Search code examples
pythonhistogramdata-analysis

Is there any way to take the data that falls outside of a historgram bin into the outermost bins?


I am not very good at programming and I am doing data analysis for a lab. I am trying to generate a histogram on Python with a set number of bins, each with the same bin widths, which theoretically ought to capture all the data. But there tends to be around 10 data points which are not caught within the histogram. Is there any way to shove those data points into the outmost bins depending if they are smaller or larger than the overall width of the histogram?
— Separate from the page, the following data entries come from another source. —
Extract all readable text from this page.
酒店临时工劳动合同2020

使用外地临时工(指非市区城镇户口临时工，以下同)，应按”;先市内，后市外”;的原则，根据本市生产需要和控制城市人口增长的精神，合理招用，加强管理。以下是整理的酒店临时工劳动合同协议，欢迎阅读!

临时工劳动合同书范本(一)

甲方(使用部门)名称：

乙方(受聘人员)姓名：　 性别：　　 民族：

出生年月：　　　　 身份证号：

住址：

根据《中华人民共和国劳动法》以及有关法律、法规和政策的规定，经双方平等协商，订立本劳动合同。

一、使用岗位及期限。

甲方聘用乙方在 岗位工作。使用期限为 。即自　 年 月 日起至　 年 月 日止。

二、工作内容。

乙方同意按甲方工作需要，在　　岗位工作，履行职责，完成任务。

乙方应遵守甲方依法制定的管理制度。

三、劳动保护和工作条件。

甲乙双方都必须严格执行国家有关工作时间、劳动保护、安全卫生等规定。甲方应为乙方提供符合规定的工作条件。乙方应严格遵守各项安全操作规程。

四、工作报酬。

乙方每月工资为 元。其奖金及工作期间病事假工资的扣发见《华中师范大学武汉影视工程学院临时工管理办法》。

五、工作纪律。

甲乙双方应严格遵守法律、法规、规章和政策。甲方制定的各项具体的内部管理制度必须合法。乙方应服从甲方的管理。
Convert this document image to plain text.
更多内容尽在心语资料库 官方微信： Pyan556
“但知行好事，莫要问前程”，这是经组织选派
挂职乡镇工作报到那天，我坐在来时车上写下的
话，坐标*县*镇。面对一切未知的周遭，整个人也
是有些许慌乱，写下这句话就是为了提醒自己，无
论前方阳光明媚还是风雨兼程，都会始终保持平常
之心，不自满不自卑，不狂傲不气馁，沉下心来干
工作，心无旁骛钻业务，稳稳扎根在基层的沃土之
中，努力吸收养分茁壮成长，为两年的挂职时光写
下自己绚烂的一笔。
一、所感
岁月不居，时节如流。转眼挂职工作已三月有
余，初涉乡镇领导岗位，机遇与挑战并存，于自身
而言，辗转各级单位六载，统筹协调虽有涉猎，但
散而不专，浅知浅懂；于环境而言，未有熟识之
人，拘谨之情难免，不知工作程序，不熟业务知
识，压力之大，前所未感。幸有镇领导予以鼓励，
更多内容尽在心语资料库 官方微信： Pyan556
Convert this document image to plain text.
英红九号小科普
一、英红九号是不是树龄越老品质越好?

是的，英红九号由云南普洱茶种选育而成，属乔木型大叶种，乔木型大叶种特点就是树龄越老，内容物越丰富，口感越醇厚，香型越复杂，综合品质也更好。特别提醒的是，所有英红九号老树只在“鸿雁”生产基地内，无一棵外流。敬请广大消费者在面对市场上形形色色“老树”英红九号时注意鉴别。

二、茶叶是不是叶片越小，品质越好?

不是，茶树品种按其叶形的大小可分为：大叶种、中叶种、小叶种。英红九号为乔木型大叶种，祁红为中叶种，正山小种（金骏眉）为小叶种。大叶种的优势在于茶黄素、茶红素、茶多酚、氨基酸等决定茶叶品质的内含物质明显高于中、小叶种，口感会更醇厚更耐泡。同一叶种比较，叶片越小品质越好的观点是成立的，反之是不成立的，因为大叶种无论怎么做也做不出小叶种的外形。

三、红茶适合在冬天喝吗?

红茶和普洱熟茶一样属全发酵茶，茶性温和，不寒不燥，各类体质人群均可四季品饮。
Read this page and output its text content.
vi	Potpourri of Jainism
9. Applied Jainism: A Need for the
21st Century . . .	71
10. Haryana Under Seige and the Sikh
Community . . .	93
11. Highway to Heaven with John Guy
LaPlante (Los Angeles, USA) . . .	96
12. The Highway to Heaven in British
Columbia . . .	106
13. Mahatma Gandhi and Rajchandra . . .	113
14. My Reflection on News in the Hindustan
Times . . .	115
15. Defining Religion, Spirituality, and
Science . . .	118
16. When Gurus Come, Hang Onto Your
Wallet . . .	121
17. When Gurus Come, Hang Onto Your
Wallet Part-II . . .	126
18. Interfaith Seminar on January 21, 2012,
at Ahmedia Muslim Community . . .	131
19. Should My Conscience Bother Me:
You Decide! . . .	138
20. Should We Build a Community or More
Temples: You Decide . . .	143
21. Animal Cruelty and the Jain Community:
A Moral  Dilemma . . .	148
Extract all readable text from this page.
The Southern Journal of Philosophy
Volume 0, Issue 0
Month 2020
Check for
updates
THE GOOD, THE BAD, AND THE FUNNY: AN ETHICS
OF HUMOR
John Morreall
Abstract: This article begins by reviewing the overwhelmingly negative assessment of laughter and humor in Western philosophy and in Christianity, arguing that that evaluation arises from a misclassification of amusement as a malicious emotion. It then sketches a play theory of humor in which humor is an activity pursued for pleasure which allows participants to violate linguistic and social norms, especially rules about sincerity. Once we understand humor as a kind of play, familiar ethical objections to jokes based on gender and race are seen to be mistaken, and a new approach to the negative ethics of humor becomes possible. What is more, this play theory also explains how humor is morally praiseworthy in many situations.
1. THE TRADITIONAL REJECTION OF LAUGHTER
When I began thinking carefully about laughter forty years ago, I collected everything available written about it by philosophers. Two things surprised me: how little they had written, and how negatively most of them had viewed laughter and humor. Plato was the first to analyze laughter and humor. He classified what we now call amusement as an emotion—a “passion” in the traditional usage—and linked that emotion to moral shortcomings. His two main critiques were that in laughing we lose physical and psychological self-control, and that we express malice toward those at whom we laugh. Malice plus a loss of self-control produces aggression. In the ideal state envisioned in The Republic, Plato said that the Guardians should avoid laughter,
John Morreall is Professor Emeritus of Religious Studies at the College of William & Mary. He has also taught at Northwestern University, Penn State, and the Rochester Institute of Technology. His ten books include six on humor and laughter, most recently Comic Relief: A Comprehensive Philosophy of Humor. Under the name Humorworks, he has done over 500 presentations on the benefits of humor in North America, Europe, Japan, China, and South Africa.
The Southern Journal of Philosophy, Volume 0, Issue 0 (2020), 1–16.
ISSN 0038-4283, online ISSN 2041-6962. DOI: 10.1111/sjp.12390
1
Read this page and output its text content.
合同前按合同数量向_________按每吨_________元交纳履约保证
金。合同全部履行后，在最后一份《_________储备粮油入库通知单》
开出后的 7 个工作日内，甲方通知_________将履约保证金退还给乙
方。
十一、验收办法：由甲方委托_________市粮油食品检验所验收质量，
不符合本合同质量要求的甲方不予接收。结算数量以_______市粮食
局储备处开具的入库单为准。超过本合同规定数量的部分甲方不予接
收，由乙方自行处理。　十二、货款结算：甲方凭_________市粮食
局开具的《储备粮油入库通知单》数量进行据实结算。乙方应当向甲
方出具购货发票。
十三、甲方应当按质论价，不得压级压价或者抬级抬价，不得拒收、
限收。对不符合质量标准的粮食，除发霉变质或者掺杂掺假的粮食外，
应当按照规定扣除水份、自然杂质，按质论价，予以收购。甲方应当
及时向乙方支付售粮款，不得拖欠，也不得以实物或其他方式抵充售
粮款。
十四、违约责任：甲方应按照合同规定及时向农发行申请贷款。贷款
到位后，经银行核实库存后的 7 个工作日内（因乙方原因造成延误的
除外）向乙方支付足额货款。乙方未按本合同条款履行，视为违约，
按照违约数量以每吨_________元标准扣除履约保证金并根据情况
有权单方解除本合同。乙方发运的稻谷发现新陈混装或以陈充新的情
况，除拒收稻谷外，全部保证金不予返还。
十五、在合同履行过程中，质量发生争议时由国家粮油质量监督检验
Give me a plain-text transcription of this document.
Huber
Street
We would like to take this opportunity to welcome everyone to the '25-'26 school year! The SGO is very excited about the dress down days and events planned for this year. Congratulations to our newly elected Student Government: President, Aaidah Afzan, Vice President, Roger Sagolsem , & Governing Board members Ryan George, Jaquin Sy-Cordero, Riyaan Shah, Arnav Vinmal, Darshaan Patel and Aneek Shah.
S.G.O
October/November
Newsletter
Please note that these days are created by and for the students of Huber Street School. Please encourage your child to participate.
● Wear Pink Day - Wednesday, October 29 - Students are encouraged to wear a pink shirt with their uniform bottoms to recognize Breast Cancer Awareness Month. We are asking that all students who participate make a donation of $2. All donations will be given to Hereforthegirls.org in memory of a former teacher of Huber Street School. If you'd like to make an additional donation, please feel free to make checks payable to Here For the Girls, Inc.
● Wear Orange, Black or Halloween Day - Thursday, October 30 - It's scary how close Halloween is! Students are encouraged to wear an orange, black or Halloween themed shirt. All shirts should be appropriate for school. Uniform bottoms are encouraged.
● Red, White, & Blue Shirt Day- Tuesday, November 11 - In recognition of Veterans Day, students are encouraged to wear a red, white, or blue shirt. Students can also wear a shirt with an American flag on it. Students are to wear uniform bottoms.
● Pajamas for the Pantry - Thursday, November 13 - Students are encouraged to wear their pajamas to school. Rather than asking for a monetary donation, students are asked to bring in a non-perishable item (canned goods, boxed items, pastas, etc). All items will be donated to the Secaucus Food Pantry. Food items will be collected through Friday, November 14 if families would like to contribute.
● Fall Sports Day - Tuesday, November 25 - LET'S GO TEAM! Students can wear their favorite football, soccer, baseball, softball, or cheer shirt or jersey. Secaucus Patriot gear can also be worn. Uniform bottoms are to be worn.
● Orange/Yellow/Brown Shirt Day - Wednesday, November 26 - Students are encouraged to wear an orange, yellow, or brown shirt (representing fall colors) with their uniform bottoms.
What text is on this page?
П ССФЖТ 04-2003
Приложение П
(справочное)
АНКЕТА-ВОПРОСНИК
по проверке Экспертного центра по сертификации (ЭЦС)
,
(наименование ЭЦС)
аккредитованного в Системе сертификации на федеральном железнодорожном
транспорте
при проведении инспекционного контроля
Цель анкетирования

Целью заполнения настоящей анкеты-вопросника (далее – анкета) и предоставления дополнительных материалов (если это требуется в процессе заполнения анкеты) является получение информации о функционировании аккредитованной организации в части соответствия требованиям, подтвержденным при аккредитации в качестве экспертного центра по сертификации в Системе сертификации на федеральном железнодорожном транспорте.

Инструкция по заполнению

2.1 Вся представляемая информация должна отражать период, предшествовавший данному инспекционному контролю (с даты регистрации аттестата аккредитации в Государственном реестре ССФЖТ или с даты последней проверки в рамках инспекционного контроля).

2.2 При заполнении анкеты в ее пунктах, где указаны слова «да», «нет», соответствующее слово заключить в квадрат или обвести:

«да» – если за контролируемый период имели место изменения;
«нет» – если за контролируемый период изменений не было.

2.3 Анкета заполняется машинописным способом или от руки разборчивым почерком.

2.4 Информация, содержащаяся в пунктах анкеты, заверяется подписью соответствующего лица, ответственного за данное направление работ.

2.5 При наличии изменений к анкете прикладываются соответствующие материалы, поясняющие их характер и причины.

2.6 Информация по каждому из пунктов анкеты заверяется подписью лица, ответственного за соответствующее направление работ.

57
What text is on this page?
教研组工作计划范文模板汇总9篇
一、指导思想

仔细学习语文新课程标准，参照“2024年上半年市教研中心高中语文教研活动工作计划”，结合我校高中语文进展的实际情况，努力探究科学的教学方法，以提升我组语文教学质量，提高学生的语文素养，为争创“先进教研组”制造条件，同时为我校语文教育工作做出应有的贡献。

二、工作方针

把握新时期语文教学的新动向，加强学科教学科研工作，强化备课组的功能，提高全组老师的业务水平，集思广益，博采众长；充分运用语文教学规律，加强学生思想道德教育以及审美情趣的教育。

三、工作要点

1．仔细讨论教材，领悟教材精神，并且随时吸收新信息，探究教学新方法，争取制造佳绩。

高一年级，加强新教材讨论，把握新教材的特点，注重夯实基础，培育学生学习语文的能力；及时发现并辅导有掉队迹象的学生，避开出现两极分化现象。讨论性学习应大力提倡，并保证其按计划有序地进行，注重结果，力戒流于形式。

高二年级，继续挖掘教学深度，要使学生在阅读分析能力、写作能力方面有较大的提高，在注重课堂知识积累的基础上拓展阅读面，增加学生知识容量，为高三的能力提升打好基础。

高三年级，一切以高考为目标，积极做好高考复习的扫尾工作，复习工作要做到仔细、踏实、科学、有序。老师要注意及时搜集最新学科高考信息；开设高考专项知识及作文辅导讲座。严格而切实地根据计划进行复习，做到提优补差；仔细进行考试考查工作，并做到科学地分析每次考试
I apologize if this question is too basic, or was answered elsewhere, but I probably lack the vocabulary to find an answer myself.

Here is the code in question. I think it uses a special toolkit made by my university, but I ope it is nonetheless intelligible:

#sort out N by histogram
binwidth = 2.5*sig_Q
low_center = min(Q_exp) + binwidth
def set_range(first_bin = low_center, bin_width = binwidth, Nbins = 10):
     """
     helper function to set the range and bin width
     input : first_bin =  bin_center of the first bin, bin_width = the bin width, Nbins = total number of bins
     returns: a tuple that you can use in the range key word when defining a histogram.
     NOTE: for the histogram use the same number of bins:

 example:  h = histo( r, range = set_range(-5., 1, 11), bins = 11)

 this created a histogram where the first bin is centered at -5. , the next at -4. etc. a total of 11 bins are
 created and the bin center of the last one is at 5. = first_bin + (Nbins-1)*bin_width
 """
 rmin = first_bin - bin_width/2.
 rmax = rmin + Nbins*bin_width
 return (rmin,rmax)


h = B.histo(Q_exp, range = set_range(low_center, bin_width = binwidth, Nbins = 10), bins = 10)
hx = h.bin_center
hy = h.bin_content
B.pl.ylabel("Counts", fontsize = 20)
B.pl.xlabel("Gaussian Deviates", fontsize = 20)
B.pl.title("Monte Carlo Millikan Oil-Drop Simulation", fontsize = 22)
h.plot()
B.pl.show()

Best,


Solution

  • I finally figured it out. My bin widths were just too small. Once I lengthened them and made the "low_center" smaller, my data came out good.